I do believe...

Tuesday, January 23, 2007

Beautiful

These last few weeks have been divine.

If I have everything I want, and I have no fear, and I have a few dreams... this is too much.

I will fall again soon, I am sure. But for now...

I breathe in and I breathe out and I feel beautiful.

Not much more to say about that.

I suppose my happiness causes me to be largely uninteresting.

I think I sometimes write these happy posts just to balance out the overall negativity of this blog.

*Shrugs*

I love you. You are beautiful.

Friday, January 12, 2007

Come to Think

If Emerson has charmed me with his "pepper-corns of informations" and his refusal to carve out a definite philosophy, then he has also left me bitter from his desire to believe all the details are related to some whole or microcosms of it.

The details will ever and always be so much more beautiful to me than any "whole". Every "whole" will continue to seem an illusion or masterpiece created by mankind, an attempt at a Sartrian completeness as it were. Any whole that might exist, would be to me like God who might exist, too expansive and complete for such fragmented and perception-dependent minds as ours to comprehend, which is not to say I do not appreciate the illusion, masterpiece, or idea of wholeness that you might try to explain to me, but rather that I see any such "whole" as a reflection of you or as a "whole" that is impossible to truly comprehend without an understanding of the greater whole. The beauty is not in the knowing or understanding of everything, but rather in the perceiving of things. I do not believe our perceptions tap into some greater meaning or spirituality, but rather that they create meaning and spirituality.

I see in Emerson's work and philosophy many of my own strengths and faults, and I begin to think of myself that large numbers of people might be enamoured of me and be inspired by me. Or alternatively I begin to feel that both Emerson and I are frauds. Indeed, some critics would argue it one way and some the other. I begin to doubt that opinion of me matters at all.

To not listen to everyone else, this would be my greatest pleasure, and the one I refuse my self time after time.
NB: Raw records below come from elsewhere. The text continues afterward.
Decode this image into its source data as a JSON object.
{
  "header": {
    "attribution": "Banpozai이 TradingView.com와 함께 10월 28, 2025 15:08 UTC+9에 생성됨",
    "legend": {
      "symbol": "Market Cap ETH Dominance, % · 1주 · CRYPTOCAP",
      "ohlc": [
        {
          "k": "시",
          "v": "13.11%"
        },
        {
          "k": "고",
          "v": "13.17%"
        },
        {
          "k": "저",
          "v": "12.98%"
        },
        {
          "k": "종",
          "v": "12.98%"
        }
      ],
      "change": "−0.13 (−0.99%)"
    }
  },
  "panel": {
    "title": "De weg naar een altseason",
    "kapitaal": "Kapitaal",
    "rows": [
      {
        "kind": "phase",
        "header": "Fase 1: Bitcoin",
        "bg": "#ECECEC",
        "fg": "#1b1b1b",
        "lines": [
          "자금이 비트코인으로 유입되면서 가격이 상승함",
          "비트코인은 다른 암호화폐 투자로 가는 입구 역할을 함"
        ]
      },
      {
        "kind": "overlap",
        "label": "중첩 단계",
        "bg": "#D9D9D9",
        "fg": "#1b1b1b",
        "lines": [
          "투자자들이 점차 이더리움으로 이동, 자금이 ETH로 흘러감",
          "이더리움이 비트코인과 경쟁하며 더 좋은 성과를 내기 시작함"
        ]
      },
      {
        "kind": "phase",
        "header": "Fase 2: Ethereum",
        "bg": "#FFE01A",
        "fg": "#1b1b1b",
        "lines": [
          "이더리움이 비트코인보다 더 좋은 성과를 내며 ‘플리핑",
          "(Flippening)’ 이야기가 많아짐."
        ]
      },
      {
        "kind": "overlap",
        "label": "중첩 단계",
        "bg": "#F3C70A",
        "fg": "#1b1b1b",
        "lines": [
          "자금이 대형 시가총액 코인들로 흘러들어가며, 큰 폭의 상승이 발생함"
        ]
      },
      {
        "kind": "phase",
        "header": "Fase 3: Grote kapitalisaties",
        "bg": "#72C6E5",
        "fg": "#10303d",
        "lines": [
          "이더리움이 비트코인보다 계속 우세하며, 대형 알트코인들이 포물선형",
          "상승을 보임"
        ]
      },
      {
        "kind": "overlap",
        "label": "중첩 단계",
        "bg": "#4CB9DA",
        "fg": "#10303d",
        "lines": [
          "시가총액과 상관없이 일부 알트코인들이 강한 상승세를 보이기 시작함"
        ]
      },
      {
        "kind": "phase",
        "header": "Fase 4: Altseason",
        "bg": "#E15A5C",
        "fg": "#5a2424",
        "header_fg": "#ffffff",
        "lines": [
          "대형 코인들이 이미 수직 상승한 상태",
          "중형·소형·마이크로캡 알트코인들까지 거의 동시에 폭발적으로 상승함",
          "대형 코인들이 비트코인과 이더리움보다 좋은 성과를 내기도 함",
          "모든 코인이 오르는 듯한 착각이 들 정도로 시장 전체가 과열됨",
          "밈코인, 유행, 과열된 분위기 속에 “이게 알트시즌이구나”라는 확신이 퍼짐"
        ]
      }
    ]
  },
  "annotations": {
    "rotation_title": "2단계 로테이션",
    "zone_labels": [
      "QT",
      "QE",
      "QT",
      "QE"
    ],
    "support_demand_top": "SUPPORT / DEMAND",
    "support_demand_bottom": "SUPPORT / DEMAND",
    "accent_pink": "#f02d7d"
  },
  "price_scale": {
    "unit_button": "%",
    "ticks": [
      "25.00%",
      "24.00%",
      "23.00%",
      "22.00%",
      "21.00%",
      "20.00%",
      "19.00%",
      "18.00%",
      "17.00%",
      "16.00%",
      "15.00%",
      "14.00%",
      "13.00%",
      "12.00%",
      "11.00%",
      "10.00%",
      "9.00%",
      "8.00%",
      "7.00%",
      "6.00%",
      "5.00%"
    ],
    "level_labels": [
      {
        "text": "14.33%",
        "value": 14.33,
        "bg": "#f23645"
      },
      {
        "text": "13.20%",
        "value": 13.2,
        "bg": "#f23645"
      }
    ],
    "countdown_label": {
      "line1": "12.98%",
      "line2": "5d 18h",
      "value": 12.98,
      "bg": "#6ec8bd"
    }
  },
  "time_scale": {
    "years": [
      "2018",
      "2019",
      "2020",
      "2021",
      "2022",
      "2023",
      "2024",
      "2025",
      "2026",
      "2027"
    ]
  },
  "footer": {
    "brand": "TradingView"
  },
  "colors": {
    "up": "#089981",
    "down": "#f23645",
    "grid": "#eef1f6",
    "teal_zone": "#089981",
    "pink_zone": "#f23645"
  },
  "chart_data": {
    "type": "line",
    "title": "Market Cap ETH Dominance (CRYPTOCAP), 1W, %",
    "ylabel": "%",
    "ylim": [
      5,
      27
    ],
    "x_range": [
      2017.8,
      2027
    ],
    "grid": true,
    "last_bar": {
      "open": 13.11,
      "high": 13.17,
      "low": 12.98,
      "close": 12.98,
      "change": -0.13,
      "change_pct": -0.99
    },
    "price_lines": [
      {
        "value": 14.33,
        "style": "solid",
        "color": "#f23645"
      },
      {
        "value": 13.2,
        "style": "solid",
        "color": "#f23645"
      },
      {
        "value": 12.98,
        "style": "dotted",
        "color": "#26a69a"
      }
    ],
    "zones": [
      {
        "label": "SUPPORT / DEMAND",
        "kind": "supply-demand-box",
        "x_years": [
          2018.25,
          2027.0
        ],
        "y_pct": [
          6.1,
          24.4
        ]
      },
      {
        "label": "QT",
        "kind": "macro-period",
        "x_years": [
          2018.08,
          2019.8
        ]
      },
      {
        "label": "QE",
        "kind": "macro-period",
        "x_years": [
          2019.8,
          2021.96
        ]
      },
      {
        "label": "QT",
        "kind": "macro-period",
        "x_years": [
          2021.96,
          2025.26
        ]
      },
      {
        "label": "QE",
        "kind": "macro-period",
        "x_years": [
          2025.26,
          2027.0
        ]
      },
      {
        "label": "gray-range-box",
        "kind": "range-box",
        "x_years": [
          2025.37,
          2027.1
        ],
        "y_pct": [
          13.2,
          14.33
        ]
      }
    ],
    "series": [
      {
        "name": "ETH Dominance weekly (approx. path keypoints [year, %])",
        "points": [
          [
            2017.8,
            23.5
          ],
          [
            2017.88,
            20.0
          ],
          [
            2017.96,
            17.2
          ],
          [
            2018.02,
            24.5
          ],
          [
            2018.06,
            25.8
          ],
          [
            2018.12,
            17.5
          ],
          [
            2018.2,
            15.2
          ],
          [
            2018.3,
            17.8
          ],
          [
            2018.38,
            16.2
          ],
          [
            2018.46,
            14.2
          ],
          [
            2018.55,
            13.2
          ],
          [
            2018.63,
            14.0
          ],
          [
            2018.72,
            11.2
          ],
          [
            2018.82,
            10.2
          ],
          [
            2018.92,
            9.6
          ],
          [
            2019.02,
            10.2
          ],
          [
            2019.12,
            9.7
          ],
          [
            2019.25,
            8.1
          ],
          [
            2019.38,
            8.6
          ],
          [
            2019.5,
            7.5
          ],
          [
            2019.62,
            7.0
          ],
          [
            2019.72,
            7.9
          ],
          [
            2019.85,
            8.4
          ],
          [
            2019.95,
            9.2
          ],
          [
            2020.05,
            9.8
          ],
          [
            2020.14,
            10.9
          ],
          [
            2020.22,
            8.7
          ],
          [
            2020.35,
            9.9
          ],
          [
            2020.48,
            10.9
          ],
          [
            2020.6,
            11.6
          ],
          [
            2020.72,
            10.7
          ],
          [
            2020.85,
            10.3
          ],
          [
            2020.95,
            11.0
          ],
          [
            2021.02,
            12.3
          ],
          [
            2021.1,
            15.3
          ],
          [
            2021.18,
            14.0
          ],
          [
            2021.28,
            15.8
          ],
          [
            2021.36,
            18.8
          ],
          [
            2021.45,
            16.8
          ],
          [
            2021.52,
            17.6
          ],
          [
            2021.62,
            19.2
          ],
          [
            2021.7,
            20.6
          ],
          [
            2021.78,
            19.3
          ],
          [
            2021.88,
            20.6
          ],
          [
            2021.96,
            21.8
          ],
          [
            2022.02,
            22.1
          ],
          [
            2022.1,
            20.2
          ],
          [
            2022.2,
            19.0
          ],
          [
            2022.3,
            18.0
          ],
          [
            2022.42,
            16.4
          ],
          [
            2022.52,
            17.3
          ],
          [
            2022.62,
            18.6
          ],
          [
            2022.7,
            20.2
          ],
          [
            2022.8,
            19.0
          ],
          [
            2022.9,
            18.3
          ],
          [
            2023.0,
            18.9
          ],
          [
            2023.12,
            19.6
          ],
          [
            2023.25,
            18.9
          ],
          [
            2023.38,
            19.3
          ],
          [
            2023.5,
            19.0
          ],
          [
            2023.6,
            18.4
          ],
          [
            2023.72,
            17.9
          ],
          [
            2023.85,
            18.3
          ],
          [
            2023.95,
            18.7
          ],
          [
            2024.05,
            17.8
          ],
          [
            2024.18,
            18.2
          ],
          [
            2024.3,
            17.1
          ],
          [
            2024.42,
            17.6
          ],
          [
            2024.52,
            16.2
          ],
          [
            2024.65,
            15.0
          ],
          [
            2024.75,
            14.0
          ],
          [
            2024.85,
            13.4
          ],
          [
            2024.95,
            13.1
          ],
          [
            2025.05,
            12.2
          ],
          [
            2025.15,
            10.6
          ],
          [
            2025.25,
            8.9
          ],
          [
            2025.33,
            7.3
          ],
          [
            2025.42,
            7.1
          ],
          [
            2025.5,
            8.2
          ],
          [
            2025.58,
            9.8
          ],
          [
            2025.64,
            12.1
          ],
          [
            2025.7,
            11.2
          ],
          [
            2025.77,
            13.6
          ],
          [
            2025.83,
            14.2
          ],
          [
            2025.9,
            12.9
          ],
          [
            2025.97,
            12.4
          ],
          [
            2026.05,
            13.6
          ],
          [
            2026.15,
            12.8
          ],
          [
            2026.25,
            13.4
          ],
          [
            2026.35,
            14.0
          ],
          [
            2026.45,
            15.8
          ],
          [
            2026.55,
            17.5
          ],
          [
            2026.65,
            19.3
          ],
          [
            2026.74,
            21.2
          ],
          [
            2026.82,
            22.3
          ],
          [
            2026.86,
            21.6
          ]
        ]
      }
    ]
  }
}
Or do I? Even this I turn to the reader to answer "am I really what I am saying I am?" And this is characteristic of any form of me I might adopt to fulfill any role.

The humbleness of Benjamin Franklin, at show in my words, but maybe I am just as proud.
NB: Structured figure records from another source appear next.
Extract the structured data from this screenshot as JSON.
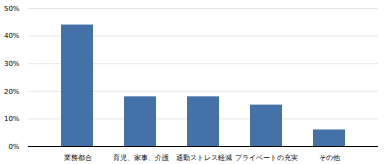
{
  "chart_data": {
    "type": "bar",
    "categories": [
      "業務都合",
      "育児、家事、介護",
      "通勤ストレス軽減",
      "プライベートの充実",
      "その他"
    ],
    "values": [
      44,
      18,
      18,
      15,
      6
    ],
    "color": "#4472a8",
    "ylim": [
      0,
      50
    ],
    "yticks": [
      {
        "value": 0,
        "label": "0%"
      },
      {
        "value": 10,
        "label": "10%"
      },
      {
        "value": 20,
        "label": "20%"
      },
      {
        "value": 30,
        "label": "30%"
      },
      {
        "value": 40,
        "label": "40%"
      },
      {
        "value": 50,
        "label": "50%"
      }
    ],
    "grid": true
  }
}
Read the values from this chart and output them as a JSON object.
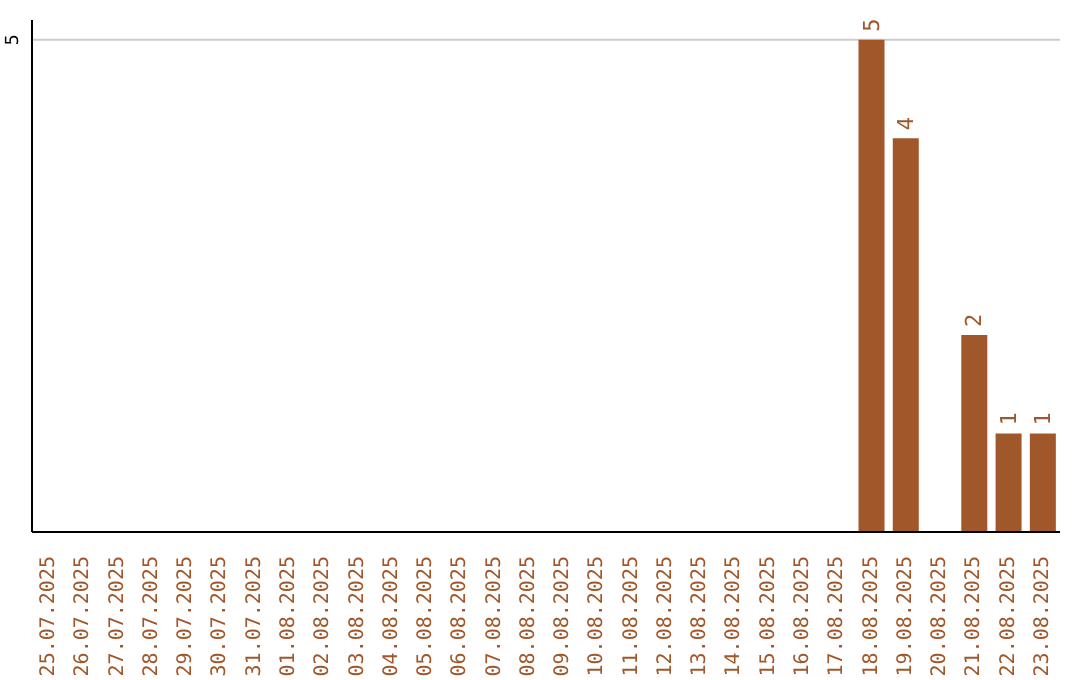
{
  "chart_data": {
    "type": "bar",
    "categories": [
      "25.07.2025",
      "26.07.2025",
      "27.07.2025",
      "28.07.2025",
      "29.07.2025",
      "30.07.2025",
      "31.07.2025",
      "01.08.2025",
      "02.08.2025",
      "03.08.2025",
      "04.08.2025",
      "05.08.2025",
      "06.08.2025",
      "07.08.2025",
      "08.08.2025",
      "09.08.2025",
      "10.08.2025",
      "11.08.2025",
      "12.08.2025",
      "13.08.2025",
      "14.08.2025",
      "15.08.2025",
      "16.08.2025",
      "17.08.2025",
      "18.08.2025",
      "19.08.2025",
      "20.08.2025",
      "21.08.2025",
      "22.08.2025",
      "23.08.2025"
    ],
    "values": [
      null,
      null,
      null,
      null,
      null,
      null,
      null,
      null,
      null,
      null,
      null,
      null,
      null,
      null,
      null,
      null,
      null,
      null,
      null,
      null,
      null,
      null,
      null,
      null,
      5,
      4,
      null,
      2,
      1,
      1
    ],
    "color": "#a0572a",
    "ylim": [
      0,
      5.2
    ],
    "yticks": [
      5
    ],
    "grid": "y",
    "data_labels": true
  }
}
What I am afraid of is that I actually think I am awesome. Once I start down that path I must admit to my own Selfishness, which I have been taught to abhor, and to Resent the lack of complete interest, devotion, and love that has been ever present in my life. I want too much. I want to be a Sublime Being or I want to be Scum. I certainly do not want to be just another person you meet on the street and you have no heart-wrenching reaction to.

I can only conclude, that I want to be too much. I want to be intensity. So bright you have to look away and cannot look upon me again or so shiny that you can't look away and must remain mesmerized for eternity. I want nothing short of complete awe, admiration, and obsession or disgust, repulsion and obsession. I want, in this world of lives that pass by unnoticed or ineffectual, to be something out of the ordinary. I want power, I want control, I want passion, I want to be your saving grace or your downfall. For you to pass me by and not even notice me there would be heartbreaking, if I actually thought highly of you. It is lucky that I do not think very highly of most people. I want to be an extreme, not an extremist. I do not want to be understood, I want to be complex. I want to fill your senses to the point of extreme pleasure, extreme pain, or maybe both. I want to be the piece of artwork that sticks with you throughout your life. The story that you compare all your other stories to. The idea that is set up as the thing you are always trying to prove or the only thing you are trying to disprove. I want to be phenomenal.

Try as I might, think as I might, believe as I might, hope as I might...

This is what I want. I want to be recognized. I want to be larger than life. I want to be divine or diabolical. I do not want to be... just another human. I don't want to be a part or reflection of some greater whole... I want to be a whole.